— Светлейший хан! — сказал Кудеяр. — Твои слова правдивы. Теперь я увидел, что ислам святее и праведнее христианства. Крепко я держался христианского закона, думал тем Богу угодить, а Бог мне счастья не послал: все только беды за бедами! Я возненавидел Москву и людей московских, и веру их, отрекаюсь от них и от их веры, принимаю ислам и становлюсь вашим татарином.

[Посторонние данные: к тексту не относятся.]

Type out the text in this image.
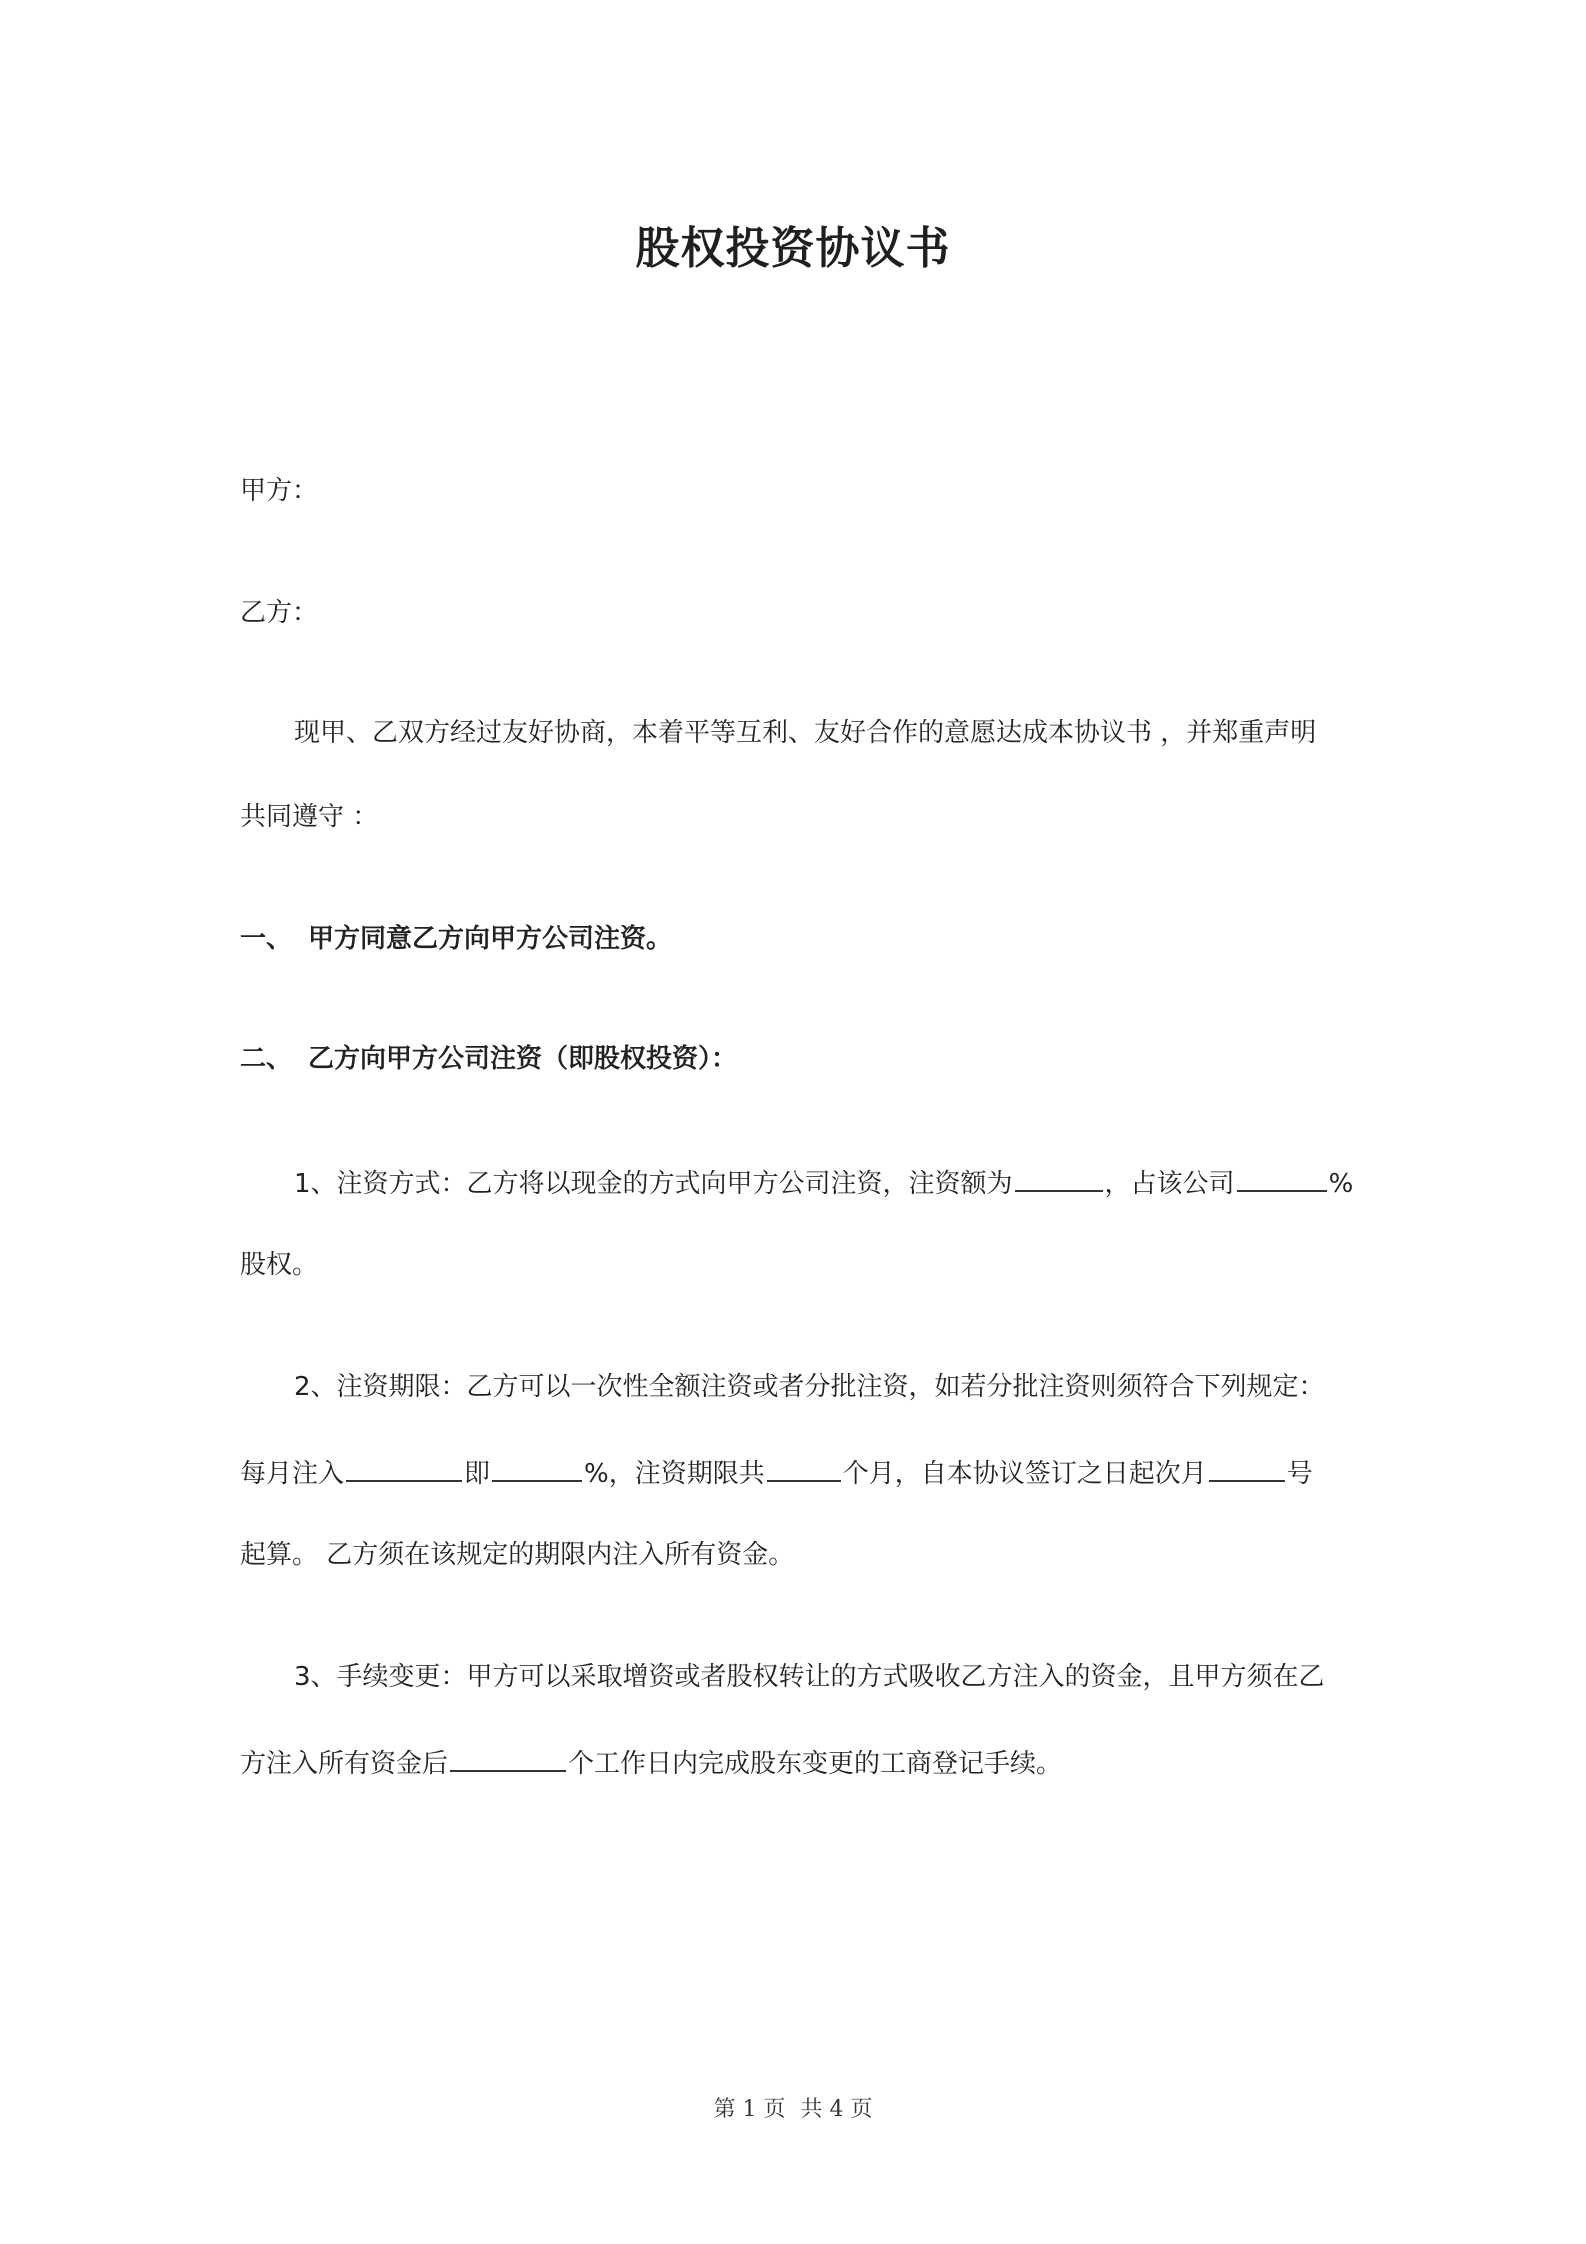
股权投资协议书
甲方：
乙方：
现甲、乙双方经过友好协商，本着平等互利、友好合作的意愿达成本协议书 ，并郑重声明
共同遵守 ：
一、 甲方同意乙方向甲方公司注资。
二、 乙方向甲方公司注资（即股权投资）：
1、注资方式：乙方将以现金的方式向甲方公司注资，注资额为	，占该公司	%
股权。
2、注资期限：乙方可以一次性全额注资或者分批注资，如若分批注资则须符合下列规定：
每月注入	即	%，注资期限共	个月，自本协议签订之日起次月	号
起算。 乙方须在该规定的期限内注入所有资金。
3、手续变更：甲方可以采取增资或者股权转让的方式吸收乙方注入的资金，且甲方须在乙
方注入所有资金后	个工作日内完成股东变更的工商登记手续。
第 1 页 共 4 页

Девлет-Гирей соскочил с места и воскликнул:
— О, великий пророк! Великие дела творишь ты! Ты обратил сердце и ум нашего Кудеяра к твоему откровению. В твоей книге сказано: кто оставит для Бога страну свою, тот найдет обильные источники! Мы должны осыпать Кудеяра всеми благами жизни! Ныне день самый счастливый в моей жизни.
Он бросился обнимать и целовать Кудеяра. Мурзы тоже обнимали и изъявляли радость.
Кудеяр принял ислам, и хан произвел его в сан тат-агасы, начальника над крымскими христианами. Так как Кудеяр по-татарски читать и писать не умел, равно как и по-русски, то при нем был татарин-секретарь и все делал за него.
Надобно было Кудеяру расстаться со своим крестом. Но Кудеяр привык к этому таинственному кресту, дару неведомых родителей. Отрекшись от христианства в избытке накопившейся злобы, он сохранил суеверное уважение и страх к заветной золотой вещице. Кудеяр снял свой крест с шеи, но берег в шкатулке, как сокровище. "Бог знает, какая вера лучше, — рассуждал он сам с собою, — кабы я остался христианином, мне бы здесь не было хорошо; все мурзы меня ни во что бы считали. А теперь я у них в совете буду сидеть".
И вот Кудеяр стал заседать в курилтае. Зная расположение к нему хана, все льстили ему, особенно имамы и муллы, довольные его отступничеством. Они выхваляли его на все лады, осыпали цветами арабского красноречия. Главный и постоянный совет, какой Кудеяр давал хану и его вельможам, — был идти на Москву, разорить ее, уничтожить царя Ивана со всем родом его, поработить весь московский народ власти татар. Кудеяр стал татарским патриотом завзятее самих татар; его выходки пленяли всех; но в вопросе о войне с Москвою татарский патриотизм сталкивался с вопросом о вмешательстве в эту войну Турции.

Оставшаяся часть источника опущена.